The Road Ahead: Towards Better Southeast Asian Language Models

FilBench is only the start. An AI world that includes more people and works better will need these things:

Regular Tests: Not just once a year. Tests should happen monthly and for specific tasks.
More Data Sets From Native Speakers: Data sets gathered from many people, open-licensed, in dialects like Hiligaynon, Ilocano, Waray.
Cross-border Work: Between universities, small to medium businesses, and public leaders in Southeast Asian regions.
Open tools that work together: To check new models against local standards quickly.

We need to aim for more than just "working" bots.
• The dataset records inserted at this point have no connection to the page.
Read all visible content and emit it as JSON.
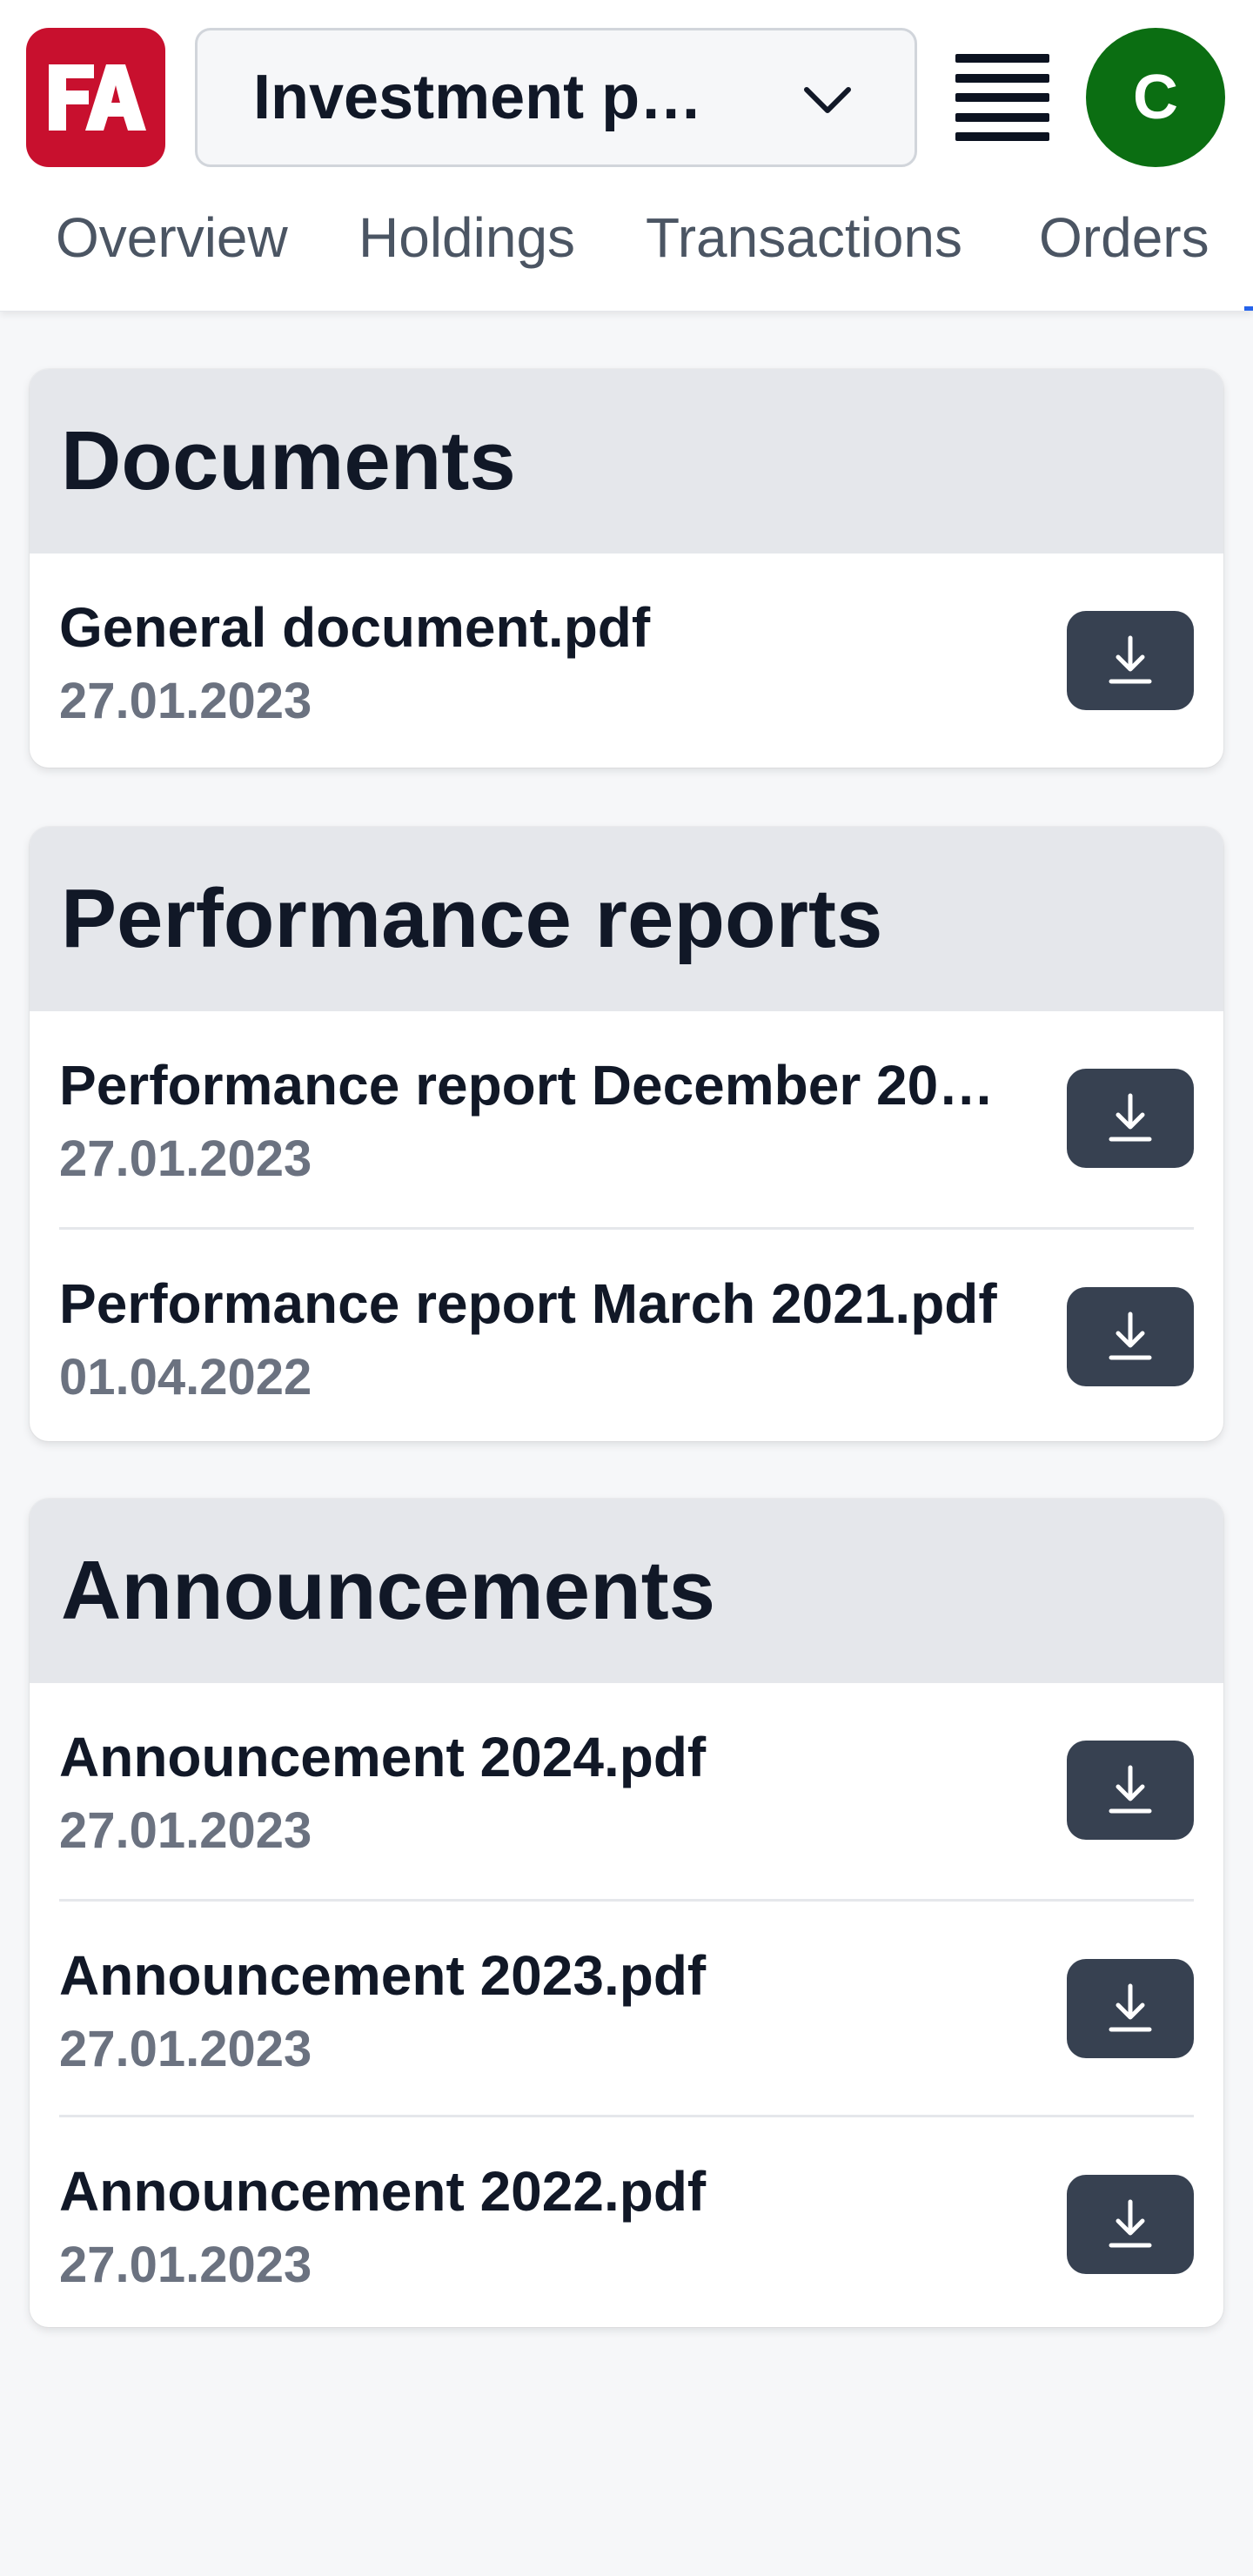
{
  "header": {
    "logo_text": "FA",
    "portfolio_select": "Investment po…",
    "avatar_initial": "C",
    "tabs": [
      {
        "label": "Overview"
      },
      {
        "label": "Holdings"
      },
      {
        "label": "Transactions"
      },
      {
        "label": "Orders"
      }
    ]
  },
  "colors": {
    "brand": "#c8102e",
    "avatar": "#0b6e12",
    "button": "#374151",
    "card_header": "#e5e7eb"
  },
  "sections": [
    {
      "title": "Documents",
      "items": [
        {
          "name": "General document.pdf",
          "date": "27.01.2023"
        }
      ]
    },
    {
      "title": "Performance reports",
      "items": [
        {
          "name": "Performance report December 20…",
          "date": "27.01.2023"
        },
        {
          "name": "Performance report March 2021.pdf",
          "date": "01.04.2022"
        }
      ]
    },
    {
      "title": "Announcements",
      "items": [
        {
          "name": "Announcement 2024.pdf",
          "date": "27.01.2023"
        },
        {
          "name": "Announcement 2023.pdf",
          "date": "27.01.2023"
        },
        {
          "name": "Announcement 2022.pdf",
          "date": "27.01.2023"
        }
      ]
    }
  ],
  "icons": {
    "download": "download-icon",
    "menu": "hamburger-menu-icon",
    "chevron": "chevron-down-icon"
  }
}
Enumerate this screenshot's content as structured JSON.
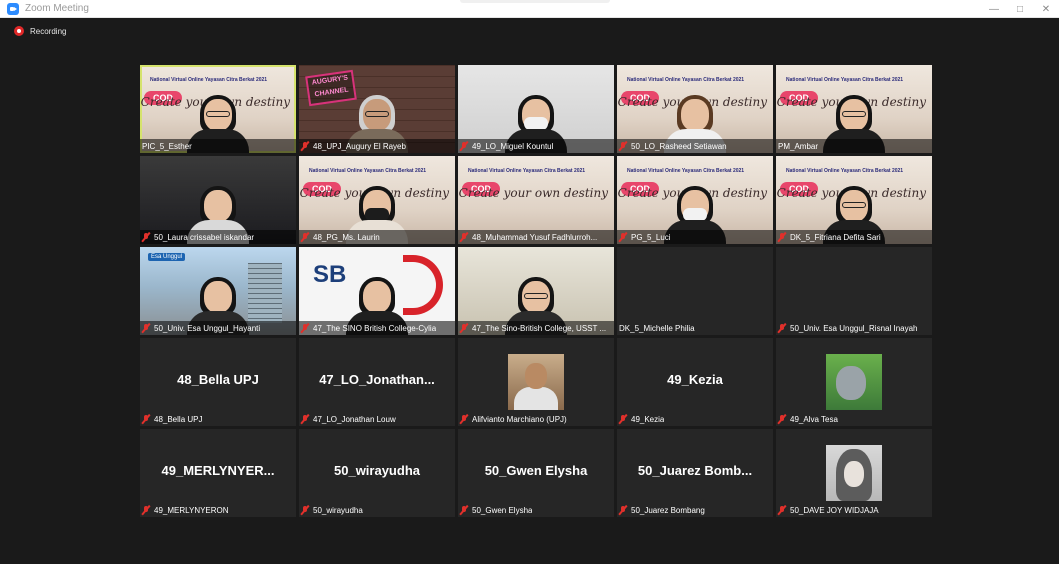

The goal is natural, fair AI for all.

Smarter, Localized AI Is the Key to Scalable Automation

Thanks to tools like FilBench, the gap between global AI models and real local language experiences is finally closing. For brand leaders, startups, and public platforms in the Philippines, this means smarter bots, more trust with users, and automation that can grow and really feels Filipino.

Look at models rated well by FilBench. Connect with tools like Bot-Engine to put them to work in your automated tasks. Because in the age of AI, language and culture should never be something thought of later.

Citations

FilBench. (2024). FilBench: Evaluating Language Models on Philippines Languages.
OpenAI. (2024). Welcome GPT OSS: New open-source model family released. Retrieved from https://openai.com/
Technology Innovation Institute. (2024). Falcon 2: Trained on 5000B tokens, supports 11 languages. Retrieved from https://www.tii.ae/
Open Foundation Community. (2024). Cross-linguistic LLM Benchmarks and the Path to Larger Global Inclusion.